桜蔭出身で東大理学部物理学科3年生の女子学生は、「数人の生徒が自分の担当の問題について、自らの解答を、黒板にツラツラ書き、それを先生が添削してくださいます。4つの黒板が数式でびっしり埋まっており、はたから見たらなかなかすごい光景だったと思いますね」と明かす。たまたま問題の当たった生徒が不運というわけではない。全員が予習し、問題は解いておく。これによりスピーディーで効果的な授業を展開できるわけだ。
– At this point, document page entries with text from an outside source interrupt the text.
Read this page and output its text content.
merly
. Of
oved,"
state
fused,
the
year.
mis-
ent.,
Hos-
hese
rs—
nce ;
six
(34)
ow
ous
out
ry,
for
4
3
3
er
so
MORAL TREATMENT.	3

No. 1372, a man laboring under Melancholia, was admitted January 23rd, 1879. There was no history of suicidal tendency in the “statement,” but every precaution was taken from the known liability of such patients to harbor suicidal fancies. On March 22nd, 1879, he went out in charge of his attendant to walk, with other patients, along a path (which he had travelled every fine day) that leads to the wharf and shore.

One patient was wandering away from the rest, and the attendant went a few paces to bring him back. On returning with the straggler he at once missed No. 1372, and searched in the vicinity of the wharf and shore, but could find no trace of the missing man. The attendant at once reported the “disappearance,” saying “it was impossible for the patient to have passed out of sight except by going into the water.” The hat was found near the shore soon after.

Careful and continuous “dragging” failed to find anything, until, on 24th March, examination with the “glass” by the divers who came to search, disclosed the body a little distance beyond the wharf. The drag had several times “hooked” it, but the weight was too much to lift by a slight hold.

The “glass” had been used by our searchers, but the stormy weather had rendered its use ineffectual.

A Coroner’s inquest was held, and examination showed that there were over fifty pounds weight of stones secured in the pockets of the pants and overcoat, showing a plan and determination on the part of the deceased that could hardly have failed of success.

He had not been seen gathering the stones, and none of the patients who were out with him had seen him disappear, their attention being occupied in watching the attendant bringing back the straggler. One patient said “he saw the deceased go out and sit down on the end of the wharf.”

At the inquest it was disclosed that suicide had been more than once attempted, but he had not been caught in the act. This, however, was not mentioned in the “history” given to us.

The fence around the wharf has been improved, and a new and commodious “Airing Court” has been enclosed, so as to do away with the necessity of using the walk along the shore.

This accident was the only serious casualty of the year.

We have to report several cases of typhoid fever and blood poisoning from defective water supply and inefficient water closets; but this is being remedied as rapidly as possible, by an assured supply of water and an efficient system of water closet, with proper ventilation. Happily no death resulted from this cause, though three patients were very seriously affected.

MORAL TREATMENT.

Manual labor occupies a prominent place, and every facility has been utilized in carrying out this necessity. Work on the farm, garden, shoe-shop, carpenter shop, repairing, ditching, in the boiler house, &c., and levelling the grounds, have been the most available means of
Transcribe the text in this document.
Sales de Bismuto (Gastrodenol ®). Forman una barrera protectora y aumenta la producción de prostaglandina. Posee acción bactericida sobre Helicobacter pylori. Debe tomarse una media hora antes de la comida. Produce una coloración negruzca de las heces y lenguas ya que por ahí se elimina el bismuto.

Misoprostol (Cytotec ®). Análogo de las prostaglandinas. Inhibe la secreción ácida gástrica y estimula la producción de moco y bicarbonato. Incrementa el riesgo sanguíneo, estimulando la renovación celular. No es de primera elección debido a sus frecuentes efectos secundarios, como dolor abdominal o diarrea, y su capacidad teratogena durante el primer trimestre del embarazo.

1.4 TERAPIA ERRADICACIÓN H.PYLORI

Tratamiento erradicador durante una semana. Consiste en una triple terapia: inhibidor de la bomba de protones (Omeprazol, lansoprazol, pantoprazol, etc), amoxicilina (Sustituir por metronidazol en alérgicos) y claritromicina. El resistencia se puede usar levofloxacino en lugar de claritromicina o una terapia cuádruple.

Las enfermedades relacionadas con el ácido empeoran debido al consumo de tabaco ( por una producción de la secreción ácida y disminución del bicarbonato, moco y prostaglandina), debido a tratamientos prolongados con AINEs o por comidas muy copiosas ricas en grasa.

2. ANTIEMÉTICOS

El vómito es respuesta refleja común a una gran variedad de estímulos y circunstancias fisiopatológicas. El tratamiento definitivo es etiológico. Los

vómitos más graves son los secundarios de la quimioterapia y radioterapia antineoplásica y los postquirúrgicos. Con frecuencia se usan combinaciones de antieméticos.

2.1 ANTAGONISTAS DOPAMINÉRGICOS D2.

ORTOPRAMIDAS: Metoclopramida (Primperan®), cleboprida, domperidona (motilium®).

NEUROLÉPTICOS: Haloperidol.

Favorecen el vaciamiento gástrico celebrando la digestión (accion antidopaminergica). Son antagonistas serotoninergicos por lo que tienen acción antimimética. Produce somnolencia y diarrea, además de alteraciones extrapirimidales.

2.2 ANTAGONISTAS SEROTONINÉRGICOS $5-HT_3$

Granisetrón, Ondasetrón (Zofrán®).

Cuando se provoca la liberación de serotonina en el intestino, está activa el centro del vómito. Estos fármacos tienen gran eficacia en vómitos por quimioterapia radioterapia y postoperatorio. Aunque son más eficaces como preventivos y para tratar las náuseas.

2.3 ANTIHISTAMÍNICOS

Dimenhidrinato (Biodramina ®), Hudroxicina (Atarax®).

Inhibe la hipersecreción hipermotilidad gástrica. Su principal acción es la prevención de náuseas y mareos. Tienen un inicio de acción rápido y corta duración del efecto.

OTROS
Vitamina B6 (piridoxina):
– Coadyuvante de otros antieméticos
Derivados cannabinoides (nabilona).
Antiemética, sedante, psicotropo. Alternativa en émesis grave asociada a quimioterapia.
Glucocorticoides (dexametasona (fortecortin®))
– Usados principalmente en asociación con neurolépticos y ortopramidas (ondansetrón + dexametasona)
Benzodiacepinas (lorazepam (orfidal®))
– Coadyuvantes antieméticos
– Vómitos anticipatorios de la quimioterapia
筑波大付属駒場中学・高校(東京・世田谷)名物の「巨大黒板」や、灘中学・高校(神戸市)の教室の前と後ろの黒板に、それぞれの生徒がスラスラと難問を解く姿を筆者は取材したが、4つの黒板にしかも授業前に問題を解いておく学校など聞いたことがない。しかし、「宿題はたくさん出ますし、予習は当たり前です。本校はコツコツまじめな生徒が多いですから、うまく学習のリズムに乗れるよう指導しています」と、桜蔭中学・高校校長で、学校法人桜蔭学園理事長の佐々木和枝氏はこう話す。